The government of Burkina Faso has banned an annual beauty contest for women with the biggest buttocks, saying such events are sexist.
Adverts for this weekend’s third edition of ‘Miss Bim-Bim’, carrying an image of two fully clothed women with exaggeratedly large behinds, provoked an outcry on social media. “Our role is to do everything to avoid damaging the image of women,” said Minister Laure Zongo in a statement, adding that social media criticism had persuaded her to act.
The male organiser of the event, Hamado Doambahe, said it aimed to promote a more positive body image for African women and encourage fashion designers to use African costumes. Contests like Miss Bim-Bim have been held in other West African countries.
Women’s rights groups have mixed views about the tendency in many African cultures to celebrate women with larger bodies than are typically admired elsewhere. While they welcome the shift away from the unnaturally thin female shapes promoted by the global fashion industry, they deplore the emphasis on men judging women’s body shapes.
The head of Burkina Faso’s High Council for Communications, Nathalie Some, called in a statement for people in advertising, the media and the arts to protect the rights of women and girls.

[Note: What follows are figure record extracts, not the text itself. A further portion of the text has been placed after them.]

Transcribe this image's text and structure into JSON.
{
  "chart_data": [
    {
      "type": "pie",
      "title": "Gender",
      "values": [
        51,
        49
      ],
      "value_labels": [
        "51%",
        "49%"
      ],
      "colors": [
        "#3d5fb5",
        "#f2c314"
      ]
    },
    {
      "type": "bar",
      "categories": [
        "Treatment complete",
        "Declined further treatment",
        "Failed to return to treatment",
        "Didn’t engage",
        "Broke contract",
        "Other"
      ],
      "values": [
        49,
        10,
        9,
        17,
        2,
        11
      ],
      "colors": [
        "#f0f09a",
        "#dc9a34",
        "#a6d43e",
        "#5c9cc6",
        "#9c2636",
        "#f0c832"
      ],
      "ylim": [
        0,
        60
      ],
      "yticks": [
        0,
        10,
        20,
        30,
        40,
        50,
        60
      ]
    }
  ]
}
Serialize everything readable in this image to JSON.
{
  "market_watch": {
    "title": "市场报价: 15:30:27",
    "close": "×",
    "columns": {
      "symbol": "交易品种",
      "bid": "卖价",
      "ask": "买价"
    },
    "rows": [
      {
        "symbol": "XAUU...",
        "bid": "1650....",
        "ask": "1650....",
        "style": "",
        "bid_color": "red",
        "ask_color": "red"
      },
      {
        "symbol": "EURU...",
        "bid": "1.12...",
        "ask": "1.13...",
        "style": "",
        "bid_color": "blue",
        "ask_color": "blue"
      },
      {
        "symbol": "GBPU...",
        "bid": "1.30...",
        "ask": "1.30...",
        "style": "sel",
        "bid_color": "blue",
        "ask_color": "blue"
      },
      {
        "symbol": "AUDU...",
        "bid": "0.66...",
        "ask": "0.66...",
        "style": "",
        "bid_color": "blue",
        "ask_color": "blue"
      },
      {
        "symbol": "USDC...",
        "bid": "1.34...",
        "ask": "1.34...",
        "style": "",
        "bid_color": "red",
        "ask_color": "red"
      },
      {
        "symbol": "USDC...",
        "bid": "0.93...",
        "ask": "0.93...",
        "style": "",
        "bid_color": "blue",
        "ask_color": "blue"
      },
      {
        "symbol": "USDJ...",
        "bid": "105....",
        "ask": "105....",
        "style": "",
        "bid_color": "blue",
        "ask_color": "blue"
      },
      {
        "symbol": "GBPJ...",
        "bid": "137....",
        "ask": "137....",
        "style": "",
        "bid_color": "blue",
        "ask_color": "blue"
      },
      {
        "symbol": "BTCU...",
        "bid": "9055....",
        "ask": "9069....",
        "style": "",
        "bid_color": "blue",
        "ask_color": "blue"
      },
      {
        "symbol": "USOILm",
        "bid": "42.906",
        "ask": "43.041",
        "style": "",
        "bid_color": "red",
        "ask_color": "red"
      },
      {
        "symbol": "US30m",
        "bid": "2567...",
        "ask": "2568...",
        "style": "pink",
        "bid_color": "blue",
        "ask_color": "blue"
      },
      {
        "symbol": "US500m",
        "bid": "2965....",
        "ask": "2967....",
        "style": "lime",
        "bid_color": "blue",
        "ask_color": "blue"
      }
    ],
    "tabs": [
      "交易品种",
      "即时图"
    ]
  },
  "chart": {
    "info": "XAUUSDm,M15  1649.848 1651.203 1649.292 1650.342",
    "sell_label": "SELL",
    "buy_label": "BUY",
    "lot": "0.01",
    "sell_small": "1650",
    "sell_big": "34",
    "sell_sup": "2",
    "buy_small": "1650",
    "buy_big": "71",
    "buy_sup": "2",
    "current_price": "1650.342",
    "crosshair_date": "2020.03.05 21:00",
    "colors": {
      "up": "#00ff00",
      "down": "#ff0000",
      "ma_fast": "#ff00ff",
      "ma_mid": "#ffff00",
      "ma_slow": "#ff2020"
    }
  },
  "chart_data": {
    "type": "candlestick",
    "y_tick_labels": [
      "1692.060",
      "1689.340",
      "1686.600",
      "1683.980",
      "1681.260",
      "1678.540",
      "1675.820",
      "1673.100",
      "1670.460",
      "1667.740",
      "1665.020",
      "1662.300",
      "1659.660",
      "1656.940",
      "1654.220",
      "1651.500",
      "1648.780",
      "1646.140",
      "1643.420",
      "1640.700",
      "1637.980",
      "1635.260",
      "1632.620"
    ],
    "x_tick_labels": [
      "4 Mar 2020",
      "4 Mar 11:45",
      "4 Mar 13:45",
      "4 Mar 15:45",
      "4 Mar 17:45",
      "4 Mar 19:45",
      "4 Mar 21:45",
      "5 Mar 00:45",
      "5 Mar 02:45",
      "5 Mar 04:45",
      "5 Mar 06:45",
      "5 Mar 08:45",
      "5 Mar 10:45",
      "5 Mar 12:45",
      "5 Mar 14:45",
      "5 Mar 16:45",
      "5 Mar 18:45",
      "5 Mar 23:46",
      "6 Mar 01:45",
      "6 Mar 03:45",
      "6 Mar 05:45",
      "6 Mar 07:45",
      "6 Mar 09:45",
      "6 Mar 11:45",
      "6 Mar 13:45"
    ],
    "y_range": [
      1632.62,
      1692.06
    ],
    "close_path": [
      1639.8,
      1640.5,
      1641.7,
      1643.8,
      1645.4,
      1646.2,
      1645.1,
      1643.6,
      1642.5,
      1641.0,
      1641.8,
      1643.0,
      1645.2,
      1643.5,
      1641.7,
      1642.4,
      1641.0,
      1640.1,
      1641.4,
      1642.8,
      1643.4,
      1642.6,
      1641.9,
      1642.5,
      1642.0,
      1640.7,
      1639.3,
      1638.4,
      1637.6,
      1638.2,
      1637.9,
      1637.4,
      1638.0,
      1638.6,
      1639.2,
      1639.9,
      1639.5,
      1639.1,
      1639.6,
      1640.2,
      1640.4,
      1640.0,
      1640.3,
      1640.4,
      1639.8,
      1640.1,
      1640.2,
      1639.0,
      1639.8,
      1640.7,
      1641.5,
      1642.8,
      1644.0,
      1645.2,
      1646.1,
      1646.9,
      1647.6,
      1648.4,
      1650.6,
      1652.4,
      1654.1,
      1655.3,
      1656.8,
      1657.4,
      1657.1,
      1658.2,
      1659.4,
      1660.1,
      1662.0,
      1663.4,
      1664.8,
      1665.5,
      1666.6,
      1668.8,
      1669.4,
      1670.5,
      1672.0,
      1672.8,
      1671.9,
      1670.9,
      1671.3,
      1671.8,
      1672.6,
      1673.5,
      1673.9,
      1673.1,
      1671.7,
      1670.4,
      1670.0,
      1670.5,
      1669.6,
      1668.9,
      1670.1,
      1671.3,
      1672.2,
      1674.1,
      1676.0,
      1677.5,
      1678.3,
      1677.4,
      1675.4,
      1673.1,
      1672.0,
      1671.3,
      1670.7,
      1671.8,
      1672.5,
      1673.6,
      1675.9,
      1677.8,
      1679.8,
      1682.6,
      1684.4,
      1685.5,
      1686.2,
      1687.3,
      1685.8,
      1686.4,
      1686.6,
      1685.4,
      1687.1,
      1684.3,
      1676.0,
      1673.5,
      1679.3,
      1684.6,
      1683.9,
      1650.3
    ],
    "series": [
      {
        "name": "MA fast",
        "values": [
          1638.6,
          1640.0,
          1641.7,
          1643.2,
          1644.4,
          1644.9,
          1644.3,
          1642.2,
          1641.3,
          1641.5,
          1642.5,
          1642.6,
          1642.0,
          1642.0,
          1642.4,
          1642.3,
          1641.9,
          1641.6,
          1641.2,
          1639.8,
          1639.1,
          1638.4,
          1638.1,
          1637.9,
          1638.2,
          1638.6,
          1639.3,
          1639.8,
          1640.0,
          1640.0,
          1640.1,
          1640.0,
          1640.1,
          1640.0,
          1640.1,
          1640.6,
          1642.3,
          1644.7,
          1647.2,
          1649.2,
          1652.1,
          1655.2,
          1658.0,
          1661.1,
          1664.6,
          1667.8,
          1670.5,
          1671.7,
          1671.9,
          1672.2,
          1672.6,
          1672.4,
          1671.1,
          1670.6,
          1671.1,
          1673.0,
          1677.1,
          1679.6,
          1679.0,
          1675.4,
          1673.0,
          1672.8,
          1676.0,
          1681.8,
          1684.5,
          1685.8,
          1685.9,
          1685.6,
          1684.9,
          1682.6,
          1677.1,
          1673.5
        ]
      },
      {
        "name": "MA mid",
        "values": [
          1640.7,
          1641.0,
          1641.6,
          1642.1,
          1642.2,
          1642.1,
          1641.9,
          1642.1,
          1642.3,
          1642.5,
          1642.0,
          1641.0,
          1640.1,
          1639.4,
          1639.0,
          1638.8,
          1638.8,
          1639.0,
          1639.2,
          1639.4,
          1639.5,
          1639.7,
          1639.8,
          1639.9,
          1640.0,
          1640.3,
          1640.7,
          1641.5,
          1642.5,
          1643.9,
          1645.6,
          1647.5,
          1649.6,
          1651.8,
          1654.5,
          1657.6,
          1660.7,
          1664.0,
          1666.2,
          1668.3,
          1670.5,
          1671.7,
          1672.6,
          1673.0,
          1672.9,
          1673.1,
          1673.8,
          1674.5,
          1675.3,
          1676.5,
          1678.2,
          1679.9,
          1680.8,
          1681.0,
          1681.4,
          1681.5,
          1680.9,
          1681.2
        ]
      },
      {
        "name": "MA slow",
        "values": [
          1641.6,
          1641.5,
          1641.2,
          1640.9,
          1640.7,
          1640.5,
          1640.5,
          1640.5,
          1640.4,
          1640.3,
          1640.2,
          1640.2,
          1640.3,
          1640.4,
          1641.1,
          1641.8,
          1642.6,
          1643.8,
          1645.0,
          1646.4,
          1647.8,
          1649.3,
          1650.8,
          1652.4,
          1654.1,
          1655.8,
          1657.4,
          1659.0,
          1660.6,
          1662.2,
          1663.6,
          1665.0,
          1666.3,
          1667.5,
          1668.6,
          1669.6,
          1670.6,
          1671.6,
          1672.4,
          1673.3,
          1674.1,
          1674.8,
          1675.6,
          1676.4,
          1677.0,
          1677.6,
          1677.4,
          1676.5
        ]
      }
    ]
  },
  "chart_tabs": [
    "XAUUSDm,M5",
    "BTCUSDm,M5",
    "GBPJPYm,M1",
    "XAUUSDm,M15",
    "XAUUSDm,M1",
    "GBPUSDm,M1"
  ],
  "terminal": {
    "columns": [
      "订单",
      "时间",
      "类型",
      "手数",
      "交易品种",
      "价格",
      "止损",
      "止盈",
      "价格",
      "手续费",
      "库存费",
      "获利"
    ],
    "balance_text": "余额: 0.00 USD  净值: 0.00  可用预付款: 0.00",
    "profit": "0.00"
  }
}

It’s interesting how the world over, there are such stark contrasts regarding the perception of female clothing. With there being debates on ending the swimsuit round in international beauty pageants (there have been tweaks to formats with similar rounds being renamed and rethought) because it objectifies women to the banning (now suspended) of the burkini in a couple of French towns because the full-body suit apparently symbolises enslavement of women.
As multiple debates rage on, the fact that the banning of Miss Bim-Bim has mixed views within women’s rights groups, it’s evident that in fashion and beauty, there can be no clear demarcation.